I have a similar problem to the question asked here:

How does one measure the non-uniformity of a distribution?

I have a set of probability distributions over the days of the week. I want to measure how close each distribution is to (1/7,1/7,…,1/7).

At the moment I am using an answer from the above question; an L2-Norm, which has value 1 when the distribution has mass 1 for one of the days, and is minimised for (1/7,1/7,…,1/7). I am linearly scaling this so it lies between 0 and 1, then flipping it so 0 means perfectly non-uniform and 1 means perfectly uniform.

This works pretty well, but I have one issue with it; it treats each weekday equally as a dimension in 7-Dim space, so it doesn't account for the nearness of days; in other words, it gives the same score to (1/2,1/2,0,0,0,0,0) and (1/2,0,0,1/2,0,0,0) even though in some sense the latter is more "spread out" and uniform, and should ideally get a higher score. There is obviously the added complication that the ordering of days is circular.

How can I alter this heuristic to account for the nearness of days?

Best Answer

The earth mover distance, also known as the Wasserstein metric, measures the distance between two histograms. Essentially, it considers one histogram as a number of piles of dirt and then assesses how much dirt one needs to move and how far (!) to turn this histogram into the other. You would measure the distance between your distribution and a uniform one over the days of the week.
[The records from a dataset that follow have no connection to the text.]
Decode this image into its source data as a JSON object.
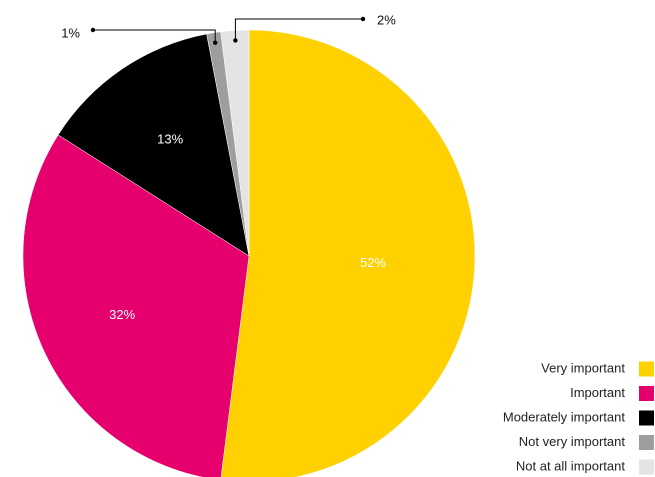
{
  "chart_data": {
    "type": "pie",
    "title": "",
    "slices": [
      {
        "label": "Very important",
        "value": 52,
        "display": "52%",
        "color": "#FFD100"
      },
      {
        "label": "Important",
        "value": 32,
        "display": "32%",
        "color": "#E5006D"
      },
      {
        "label": "Moderately important",
        "value": 13,
        "display": "13%",
        "color": "#000000"
      },
      {
        "label": "Not very important",
        "value": 1,
        "display": "1%",
        "color": "#9E9E9E"
      },
      {
        "label": "Not at all important",
        "value": 2,
        "display": "2%",
        "color": "#E4E4E4"
      }
    ],
    "start_angle_deg": 0,
    "direction": "clockwise",
    "legend_position": "bottom-right",
    "legend_marker": "square"
  }
}
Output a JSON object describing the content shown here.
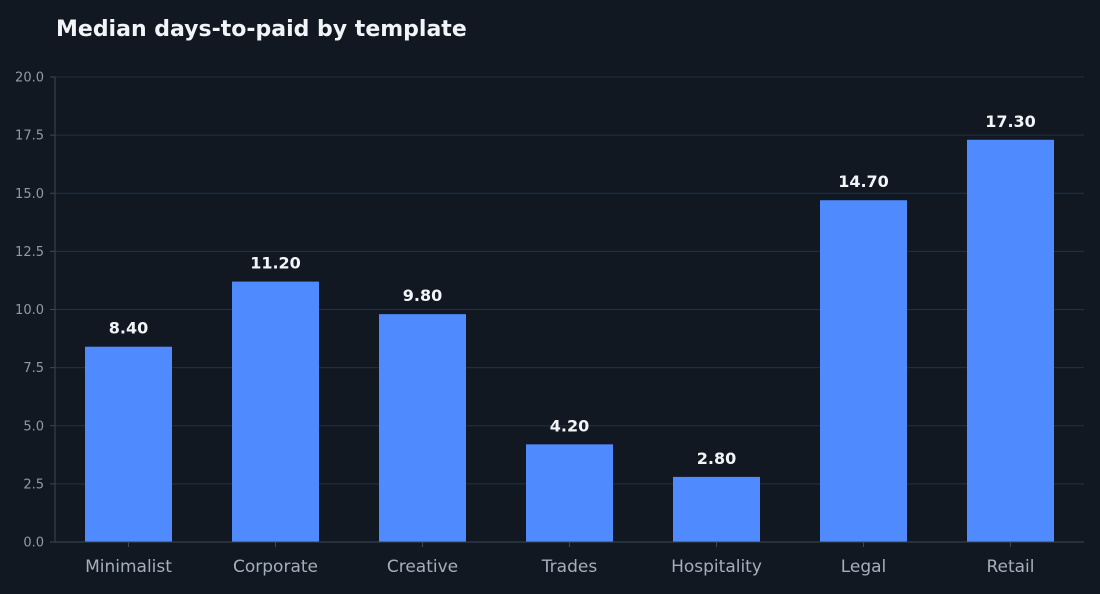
{
  "chart_data": {
    "type": "bar",
    "title": "Median days-to-paid by template",
    "xlabel": "",
    "ylabel": "",
    "categories": [
      "Minimalist",
      "Corporate",
      "Creative",
      "Trades",
      "Hospitality",
      "Legal",
      "Retail"
    ],
    "values": [
      8.4,
      11.2,
      9.8,
      4.2,
      2.8,
      14.7,
      17.3
    ],
    "data_labels": [
      "8.40",
      "11.20",
      "9.80",
      "4.20",
      "2.80",
      "14.70",
      "17.30"
    ],
    "ylim": [
      0,
      20
    ],
    "yticks": [
      "0.0",
      "2.5",
      "5.0",
      "7.5",
      "10.0",
      "12.5",
      "15.0",
      "17.5",
      "20.0"
    ],
    "grid": true,
    "legend": "none"
  },
  "colors": {
    "background": "#111821",
    "bar": "#4f8bff",
    "grid": "#243140",
    "axis": "#3a4756",
    "tick_text": "#8f9aa8",
    "category_text": "#a4afbd",
    "title_text": "#f2f5f8",
    "data_label_text": "#f2f5f8"
  }
}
This of course accounts for the nearness of days - it's easier to move "dirt" from Monday to Tuesday than from Monday to Thursday, so (1/2,0,0,1/2,0,0,0) would have a lower earth mover distance from the uniform distribution than a histogram that is concentrated on Monday and Tuesday.

What this does not do is consider the "circularity" of the week, i.e., that Saturday and Sunday are as close together as are Sunday and Monday. For that, you would need to look for an earth mover distance defined on circular probability mass distributions. This should be doable using a suitable optimization approach.
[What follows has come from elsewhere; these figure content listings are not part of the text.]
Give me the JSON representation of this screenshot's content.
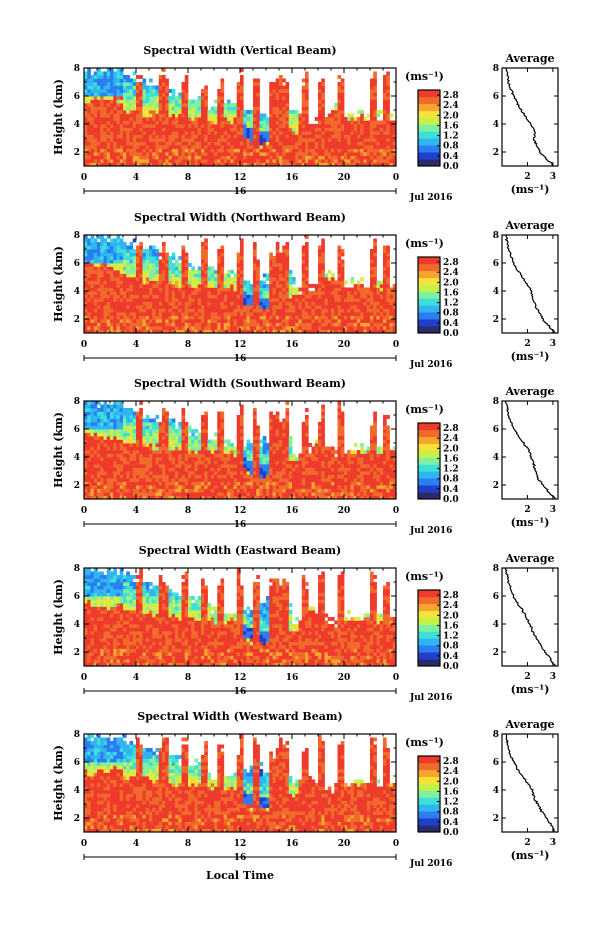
{
  "figure": {
    "xaxis_label": "Local Time",
    "date_label": "Jul 2016",
    "day_label": "16"
  },
  "colorbar": {
    "unit_label": "(ms⁻¹)",
    "tick_labels": [
      "2.8",
      "2.4",
      "2.0",
      "1.6",
      "1.2",
      "0.8",
      "0.4",
      "0.0"
    ],
    "range": [
      0.0,
      3.0
    ],
    "colors": [
      "#2b2b6b",
      "#1f3fcc",
      "#2b7ef0",
      "#30b4f2",
      "#3de0d8",
      "#7ef0a0",
      "#c8f04a",
      "#f5e23a",
      "#f7a531",
      "#f06a2c",
      "#ee3b2c"
    ]
  },
  "chart_data": [
    {
      "type": "heatmap",
      "title": "Spectral Width (Vertical Beam)",
      "ylabel": "Height (km)",
      "xlabel": "Local Time",
      "x_ticks": [
        "0",
        "4",
        "8",
        "12",
        "16",
        "20",
        "0"
      ],
      "y_ticks": [
        "2",
        "4",
        "6",
        "8"
      ],
      "xlim": [
        0,
        24
      ],
      "ylim": [
        1,
        8
      ],
      "z_unit": "ms⁻¹",
      "z_range": [
        0.0,
        3.0
      ],
      "average": {
        "title": "Average",
        "xlabel": "(ms⁻¹)",
        "x_ticks": [
          "2",
          "3"
        ],
        "y_ticks": [
          "2",
          "4",
          "6",
          "8"
        ],
        "xlim": [
          1.0,
          3.2
        ],
        "ylim": [
          1,
          8
        ],
        "height_km": [
          1.0,
          1.5,
          2.0,
          2.5,
          3.0,
          3.5,
          4.0,
          4.5,
          5.0,
          5.5,
          6.0,
          6.5,
          7.0,
          7.5,
          8.0
        ],
        "width_ms": [
          3.05,
          2.75,
          2.5,
          2.35,
          2.25,
          2.3,
          2.1,
          1.95,
          1.75,
          1.6,
          1.45,
          1.35,
          1.25,
          1.2,
          1.15
        ]
      }
    },
    {
      "type": "heatmap",
      "title": "Spectral Width (Northward Beam)",
      "ylabel": "Height (km)",
      "xlabel": "Local Time",
      "x_ticks": [
        "0",
        "4",
        "8",
        "12",
        "16",
        "20",
        "0"
      ],
      "y_ticks": [
        "2",
        "4",
        "6",
        "8"
      ],
      "xlim": [
        0,
        24
      ],
      "ylim": [
        1,
        8
      ],
      "z_unit": "ms⁻¹",
      "z_range": [
        0.0,
        3.0
      ],
      "average": {
        "title": "Average",
        "xlabel": "(ms⁻¹)",
        "x_ticks": [
          "2",
          "3"
        ],
        "y_ticks": [
          "2",
          "4",
          "6",
          "8"
        ],
        "xlim": [
          1.0,
          3.2
        ],
        "ylim": [
          1,
          8
        ],
        "height_km": [
          1.0,
          1.5,
          2.0,
          2.5,
          3.0,
          3.5,
          4.0,
          4.5,
          5.0,
          5.5,
          6.0,
          6.5,
          7.0,
          7.5,
          8.0
        ],
        "width_ms": [
          3.1,
          2.85,
          2.6,
          2.45,
          2.3,
          2.2,
          2.15,
          2.0,
          1.8,
          1.6,
          1.45,
          1.35,
          1.25,
          1.2,
          1.15
        ]
      }
    },
    {
      "type": "heatmap",
      "title": "Spectral Width (Southward Beam)",
      "ylabel": "Height (km)",
      "xlabel": "Local Time",
      "x_ticks": [
        "0",
        "4",
        "8",
        "12",
        "16",
        "20",
        "0"
      ],
      "y_ticks": [
        "2",
        "4",
        "6",
        "8"
      ],
      "xlim": [
        0,
        24
      ],
      "ylim": [
        1,
        8
      ],
      "z_unit": "ms⁻¹",
      "z_range": [
        0.0,
        3.0
      ],
      "average": {
        "title": "Average",
        "xlabel": "(ms⁻¹)",
        "x_ticks": [
          "2",
          "3"
        ],
        "y_ticks": [
          "2",
          "4",
          "6",
          "8"
        ],
        "xlim": [
          1.0,
          3.2
        ],
        "ylim": [
          1,
          8
        ],
        "height_km": [
          1.0,
          1.5,
          2.0,
          2.5,
          3.0,
          3.5,
          4.0,
          4.5,
          5.0,
          5.5,
          6.0,
          6.5,
          7.0,
          7.5,
          8.0
        ],
        "width_ms": [
          3.1,
          2.85,
          2.6,
          2.4,
          2.3,
          2.25,
          2.15,
          2.05,
          1.85,
          1.65,
          1.45,
          1.35,
          1.25,
          1.2,
          1.15
        ]
      }
    },
    {
      "type": "heatmap",
      "title": "Spectral Width (Eastward Beam)",
      "ylabel": "Height (km)",
      "xlabel": "Local Time",
      "x_ticks": [
        "0",
        "4",
        "8",
        "12",
        "16",
        "20",
        "0"
      ],
      "y_ticks": [
        "2",
        "4",
        "6",
        "8"
      ],
      "xlim": [
        0,
        24
      ],
      "ylim": [
        1,
        8
      ],
      "z_unit": "ms⁻¹",
      "z_range": [
        0.0,
        3.0
      ],
      "average": {
        "title": "Average",
        "xlabel": "(ms⁻¹)",
        "x_ticks": [
          "2",
          "3"
        ],
        "y_ticks": [
          "2",
          "4",
          "6",
          "8"
        ],
        "xlim": [
          1.0,
          3.2
        ],
        "ylim": [
          1,
          8
        ],
        "height_km": [
          1.0,
          1.5,
          2.0,
          2.5,
          3.0,
          3.5,
          4.0,
          4.5,
          5.0,
          5.5,
          6.0,
          6.5,
          7.0,
          7.5,
          8.0
        ],
        "width_ms": [
          3.1,
          2.9,
          2.7,
          2.5,
          2.35,
          2.2,
          2.1,
          1.95,
          1.8,
          1.6,
          1.45,
          1.35,
          1.25,
          1.2,
          1.15
        ]
      }
    },
    {
      "type": "heatmap",
      "title": "Spectral Width (Westward Beam)",
      "ylabel": "Height (km)",
      "xlabel": "Local Time",
      "x_ticks": [
        "0",
        "4",
        "8",
        "12",
        "16",
        "20",
        "0"
      ],
      "y_ticks": [
        "2",
        "4",
        "6",
        "8"
      ],
      "xlim": [
        0,
        24
      ],
      "ylim": [
        1,
        8
      ],
      "z_unit": "ms⁻¹",
      "z_range": [
        0.0,
        3.0
      ],
      "average": {
        "title": "Average",
        "xlabel": "(ms⁻¹)",
        "x_ticks": [
          "2",
          "3"
        ],
        "y_ticks": [
          "2",
          "4",
          "6",
          "8"
        ],
        "xlim": [
          1.0,
          3.2
        ],
        "ylim": [
          1,
          8
        ],
        "height_km": [
          1.0,
          1.5,
          2.0,
          2.5,
          3.0,
          3.5,
          4.0,
          4.5,
          5.0,
          5.5,
          6.0,
          6.5,
          7.0,
          7.5,
          8.0
        ],
        "width_ms": [
          3.1,
          2.95,
          2.75,
          2.55,
          2.4,
          2.25,
          2.2,
          2.0,
          1.8,
          1.6,
          1.45,
          1.35,
          1.25,
          1.2,
          1.15
        ]
      }
    }
  ]
}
EDIT: In R, the emd package calculates earth mover distances between histograms.

You can address the "circularity" issue in a fairly simple (though ad-hoc) way.
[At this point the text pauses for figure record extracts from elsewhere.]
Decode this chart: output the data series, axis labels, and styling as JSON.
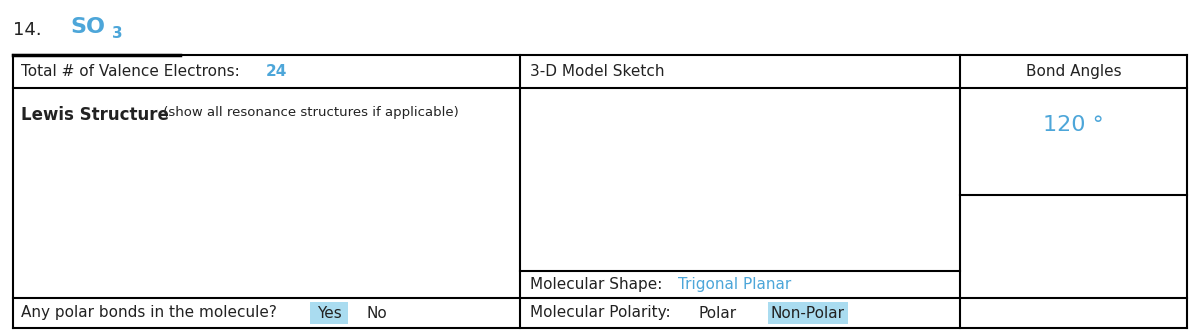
{
  "item_number": "14.",
  "molecule": "SO",
  "molecule_sub": "3",
  "blue_color": "#4da6d9",
  "black_color": "#222222",
  "bg_color": "#ffffff",
  "highlight_color": "#aadcf0",
  "total_valence_label": "Total # of Valence Electrons: ",
  "total_valence_value": "24",
  "lewis_bold": "Lewis Structure",
  "lewis_normal": " (show all resonance structures if applicable)",
  "model_sketch_label": "3-D Model Sketch",
  "bond_angles_label": "Bond Angles",
  "bond_angles_value": "120 °",
  "mol_shape_label": "Molecular Shape: ",
  "mol_shape_value": "Trigonal Planar",
  "mol_polarity_label": "Molecular Polarity:",
  "polar_label": "Polar",
  "nonpolar_label": "Non-Polar",
  "polar_bonds_label": "Any polar bonds in the molecule?",
  "yes_label": "Yes",
  "no_label": "No",
  "lw": 1.5
}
  • Calculate an earth mover distance $d_1$ between your distribution and a uniform distibution on Monday through Sunday.
  • Calculate a distance $d_2$ against a uniform distribution on Tuesday through Monday.
  • Calculate a distance $d_3$ against a uniform distribution on Wednesday through Tuesday.
  • ...
  • Finally, as the final distance, use the mean of $d_1, \dots, d_7$.

This takes care of the circularity at the expense of a couple of additional calculations.

2nd EDIT: this is not the circular earth mover distance as such. For that, you'd need to look through some of the literature a search will turn up. If the best way to move dirt between days involves moving it two days from Saturday to Monday, this will show up in five out of the seven $d_i$, but not in the remaining two (where the dirt will need to be moved five days).

However, I'd still consider this a potentially useful way to at least consider the circularity in some manner - certainly better than just using a single histogram and defining the week as going from Sunday to Saturday or in some other arbitrary manner. Plus, while some links above turn up implementations for the circular earth mover distance, I'm not aware of one for R, which is probably the most-used language here.